All that I have read about Coleridge-Taylor shows that not only was he a remarkable musician, he was also a remarkable human being, with not an ounce of malice or hatred to those who abused him. Perhaps if he had lived longer he would have become more active in politics and civil rights. He tended to be shy in character, but he was confident of his musical abilities and he lived more than anything else for his music. Coleridge-Taylor had been a workaholic all his life, his wife saying that he couldn't bear inactivity. The thought of leaving this world while still so young was clearly a huge torment for him (judging from the desperate comments he said to Jessie in the last bed-ridden days of his life) not because of a fear of death, but because of the awareness that he still had so much to say. On the day he died, September 1st 1912, he insisted on looking through his recently completed Violin Concerto, checking the parts and trying to conduct portions of the piece before he finally collapsed.
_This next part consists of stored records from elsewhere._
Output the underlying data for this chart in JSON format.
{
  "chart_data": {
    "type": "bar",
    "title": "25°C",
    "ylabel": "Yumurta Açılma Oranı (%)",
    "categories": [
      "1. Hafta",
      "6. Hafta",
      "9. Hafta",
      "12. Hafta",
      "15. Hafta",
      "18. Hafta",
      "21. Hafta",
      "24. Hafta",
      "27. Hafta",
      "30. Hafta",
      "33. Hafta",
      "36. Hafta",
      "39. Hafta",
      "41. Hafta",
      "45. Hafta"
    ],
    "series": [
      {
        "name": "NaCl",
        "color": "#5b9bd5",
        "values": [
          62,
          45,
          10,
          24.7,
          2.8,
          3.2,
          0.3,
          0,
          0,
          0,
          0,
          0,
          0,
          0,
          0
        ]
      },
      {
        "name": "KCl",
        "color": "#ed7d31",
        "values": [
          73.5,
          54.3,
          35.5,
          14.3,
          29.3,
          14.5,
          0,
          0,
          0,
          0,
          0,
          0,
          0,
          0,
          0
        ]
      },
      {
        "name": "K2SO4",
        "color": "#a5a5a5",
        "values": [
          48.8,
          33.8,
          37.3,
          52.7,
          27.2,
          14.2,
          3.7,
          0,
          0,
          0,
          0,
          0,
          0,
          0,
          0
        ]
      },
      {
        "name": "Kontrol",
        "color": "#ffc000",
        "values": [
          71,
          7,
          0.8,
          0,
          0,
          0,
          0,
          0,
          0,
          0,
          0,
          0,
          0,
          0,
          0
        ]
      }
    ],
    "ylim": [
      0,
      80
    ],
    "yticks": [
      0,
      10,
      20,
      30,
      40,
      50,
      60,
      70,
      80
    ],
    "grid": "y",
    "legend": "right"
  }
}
It's a sobering tale today, when so many people sit out half their lives in passive gaze at a television screen.
In the end Coleridge-Taylor's talents transcend both race and epoch: it's time that musicians looked anew at his familiar name and delved a little further beneath the surface of his music, and away from the 'light music' image that has unfairly dogged him for years. His reputation is beginning to grow again, particularly in the United States where the colour of his skin is now an inspiration to a whole new generation of musicians. But when all is said and done, in the words of Coleridge-Taylor scholar Dr Catherine Carr, "the significance of his worth as a composer was over and above such elements as colour, race, gender etc.”.